Bağımlılıklarımız ve Eriyen Ömrümüz…
Kendisini dine adamak isteyen bir adam, bir tapınağa gider ve hocasına dünyaya ait her şeyden el etek çekeceğini söyler. Kendisini tamamen ibadete adayacaktır ve dünyayı arkasında bırakmıştır.
Ama ibadetlerden arta kalan zamanlarının çoğunu top oynayarak arkadaşlarıyla geçirdiğini gören hocası, bir gün onu yanına çağırır ve sorar: “Neden?” der, “Neden bu kadar hırsla ve bu yoğunlukta top oynuyorsun?”
O da der ki “Sadece kafamı boşaltmak için. Böylece ibadetlerimi daha iyi yapabilirim değil mi?”
Ve hocası cevap verir: “Evladım!” der, “Senin dünyayla hesabın henüz kapanmamış! Kendisini tanrıya adayan bir adamın kafası, yedi-sekiz saat top oynayacak kadar dolmaz. Sen dünyaya geri dön ve yeniden hazır olursan gelirsin…”
Bir filmin bir sahnesiydi size öykülemeye çalıştığım. Bazı yerleri ben kendimce yeniden yapılandırdım ama maksat anlaşılmıştır sanırım.
Gün içinde o denli koşturuyoruz ki kafa boşaltmak diye bir şey icat etmiş durumdayız. Ve bu kafa boşaltma hikâyesi altında bazı bağımlılıklara saplanıyoruz ve hikayeler uyduruyoruz inanmak için...

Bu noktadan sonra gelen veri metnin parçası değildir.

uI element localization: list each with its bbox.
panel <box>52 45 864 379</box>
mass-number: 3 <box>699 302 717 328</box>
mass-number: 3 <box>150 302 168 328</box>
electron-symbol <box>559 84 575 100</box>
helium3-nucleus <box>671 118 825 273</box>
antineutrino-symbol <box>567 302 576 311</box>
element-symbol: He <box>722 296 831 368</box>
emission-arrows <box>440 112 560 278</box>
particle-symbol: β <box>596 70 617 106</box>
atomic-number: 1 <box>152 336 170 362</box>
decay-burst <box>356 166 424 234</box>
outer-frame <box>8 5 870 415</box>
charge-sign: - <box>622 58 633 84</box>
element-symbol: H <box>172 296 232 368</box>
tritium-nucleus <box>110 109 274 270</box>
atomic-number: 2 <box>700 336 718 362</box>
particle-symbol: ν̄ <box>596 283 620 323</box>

Önce rahatlatıyor diye başladığımız birçok uğraş, sonrasında alışkanlık ve bir adım sonrasında bağımlılık oluyor. Ömrümüz de bu bağımlılıklarımız arasında eriyip gidiyor. Sonrasında ne dünyaya, ne de âhirete bir hayrımız dokunuyor.

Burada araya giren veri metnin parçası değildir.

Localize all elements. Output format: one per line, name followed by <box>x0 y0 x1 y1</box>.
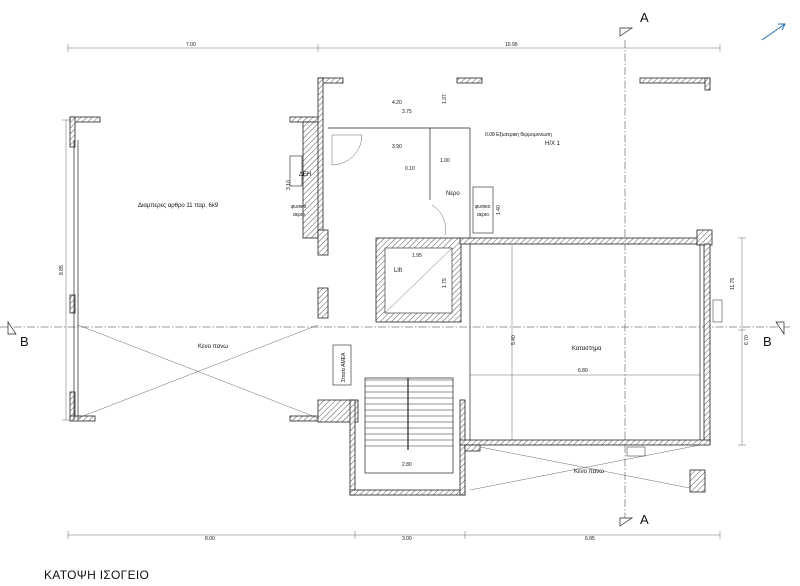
dim-3-75: 3.75 <box>402 109 412 115</box>
amea-box <box>332 344 352 386</box>
dim-4-20: 4.20 <box>392 100 402 106</box>
dim-right-outer: 11.75 <box>730 278 736 290</box>
left-dimension <box>62 119 70 421</box>
section-b-label-right: B <box>763 334 772 349</box>
dim-lift-w: 1.95 <box>412 253 422 259</box>
dim-3-10: 3.10 <box>286 180 292 190</box>
gas-right-label-2: αεριο <box>477 212 489 218</box>
hx-label: Η/Χ 1 <box>545 141 561 147</box>
right-dimensions <box>738 237 746 446</box>
dim-1-37: 1.37 <box>442 94 448 104</box>
dim-0-10: 0.10 <box>405 166 415 172</box>
gas-left-label: φυσικο <box>291 204 307 210</box>
door-swing <box>331 134 363 166</box>
dim-top-left: 7.00 <box>186 42 196 48</box>
north-arrow-icon <box>761 23 786 41</box>
gas-right-label: φυσικο <box>475 204 491 210</box>
dim-1-00: 1.00 <box>440 158 450 164</box>
section-b-label-left: B <box>20 334 29 349</box>
dim-lift-h: 1.75 <box>442 278 448 288</box>
void-bottom-label: Κενο πανω <box>574 469 604 475</box>
deh-label: ΔΕΗ <box>299 172 311 178</box>
dim-bottom-mid: 3.00 <box>402 536 412 542</box>
section-line-a <box>619 27 634 527</box>
deh-box <box>289 155 303 187</box>
shop-label: Καταστημα <box>572 346 602 352</box>
amea-label: Στασει ΑΜΕΑ <box>341 352 347 382</box>
dim-right-inner: 6.70 <box>744 335 750 345</box>
insulation-label: 0.08 Εξωτερικη θερμομονωση <box>485 132 552 138</box>
bottom-dimension-chain <box>67 531 721 539</box>
stair-frame <box>364 377 454 474</box>
void-left-label: Κενο πανω <box>198 344 228 350</box>
top-dimension-chain <box>67 44 721 52</box>
shop-outline <box>459 229 723 493</box>
dim-shop-h: 5.40 <box>511 335 517 345</box>
dim-bottom-right: 6.95 <box>585 536 595 542</box>
core-walls <box>317 77 711 496</box>
section-a-label-bottom: A <box>640 512 649 527</box>
door-swing-2 <box>431 204 446 236</box>
gas-right-box <box>472 186 494 234</box>
dim-shop-w: 6.80 <box>578 368 588 374</box>
water-label: Νερο <box>446 191 460 197</box>
drawing-title: ΚΑΤΟΨΗ ΙΣΟΓΕΙΟ <box>44 568 150 582</box>
section-line-b <box>0 320 790 336</box>
dim-stair-w: 2.80 <box>402 462 412 468</box>
staircase <box>364 377 454 474</box>
dim-left-height: 8.85 <box>59 265 65 275</box>
dim-1-40: 1.40 <box>496 205 502 215</box>
arcade-outline <box>69 116 321 422</box>
arcade-label: Διαμπερες αρθρο 11 παρ. 6κ9 <box>138 203 219 209</box>
dim-top-right: 10.95 <box>505 42 518 48</box>
dim-bottom-left: 8.00 <box>205 536 215 542</box>
lift-shaft <box>375 237 462 323</box>
gas-left-label-2: αεριο <box>293 212 305 218</box>
dim-3-90: 3.90 <box>392 144 402 150</box>
section-a-label-top: A <box>640 10 649 25</box>
lift-label: Lift <box>394 268 402 274</box>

Bağımlılık dediysem içki, kumar gibi hepimizin bildiği birkaç bağımlılığı kastediyor değilim. En ince noktalarımıza kadar işlemiş ve bizi önce kendimizden sonra da hayattan ve yaratıcımızdan koparan pek çok bağımlılığın kölesi durumundayız. Kendi gönlümüzü yapalım derken, kendi ömrümüzü pek ucuza satıyoruz.
Bazılarının kafa boşaltmak için saatlerce futbol izlediği, haftanın birkaç günü top oynamak için arkadaşlarıyla buluştuğu, evde eşini çılgına çevirdiği için geri kalan bir iki akşamı küs-kavgalı, bir akşamı da barışık geçirerek döngüyü tamamladığı hepimizin malumu…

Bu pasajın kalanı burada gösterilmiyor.